To help gauge vaccination progress, HHCN recently polled more than 100 home-based care professionals. Roughly two-thirds of the respondents worked for Medicare-certified home health agencies, with the remainder working for Medicaid and private-pay in-home care providers.

Overall, more than three-quarters of survey respondents said they have staff members who have received at least a first dose of the COVID-19 vaccine. Staff members have typically gotten their shots via external vaccination sites, though about 17% of the HHCN survey respondents reported their organizations are doing in-house vaccinations.

The Visiting Nurse Service of New York (VNSNY), for example, decided to internally handle staff vaccinations to speed up the process and maximize efficiency. So far, the nonprofit home-based care giant has vaccinated 2,000 of its eligible employees.

“Our staff [members] who want the vaccine are very [eager] to get it,” VNSNY Chief of Provider Services Andria Castellanos previously told HHCN. “As a large employer who really cares about our employees, we felt like we could deliver the vaccine to them faster than they could likely get it in the rest of the city.”

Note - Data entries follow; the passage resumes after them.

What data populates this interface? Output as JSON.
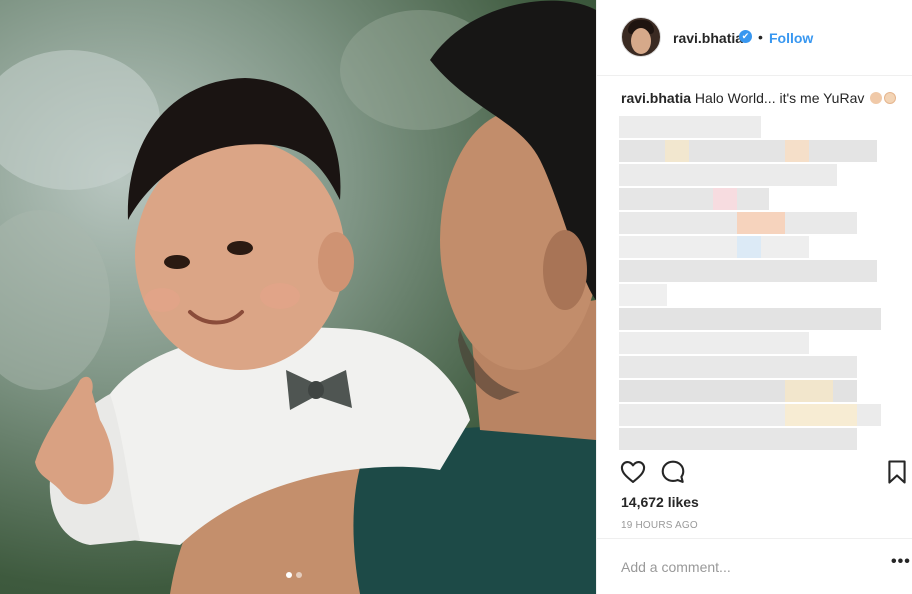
{
  "post": {
    "photo_alt": "",
    "carousel": {
      "count": 2,
      "active": 1
    }
  },
  "header": {
    "username": "ravi.bhatia",
    "verified_icon": "✔",
    "separator": "•",
    "follow_label": "Follow"
  },
  "caption": {
    "username": "ravi.bhatia",
    "text": "Halo World... it's me YuRav"
  },
  "stats": {
    "likes": "14,672 likes",
    "timestamp": "19 HOURS AGO"
  },
  "comment": {
    "placeholder": "Add a comment...",
    "more_label": "•••"
  },
  "icons": {
    "like": "heart-icon",
    "comment": "comment-bubble-icon",
    "save": "bookmark-icon",
    "verified": "verified-badge-icon",
    "more": "more-options-icon"
  },
  "colors": {
    "link": "#3897f0",
    "text": "#262626",
    "muted": "#999999",
    "border": "#efefef"
  }
}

The ‘sausage-making process’

While the vaccination rollout to home health and home care workers appears to be going smoothly on the whole, there are still isolated problems due to mixed messages and confusing guidance.

Certain in-home care workers in Florida have claimed they’re not getting sufficient access to the COVID-19 vaccine, for instance, which goes against an executive order from Republican Gov. Ron DeSantis.

Specifically, the order states the first phase of vaccine distribution should include all health care personnel with “direct patient contact.” Yet some vaccine sites aren’t lumping home health or home care staff into that group.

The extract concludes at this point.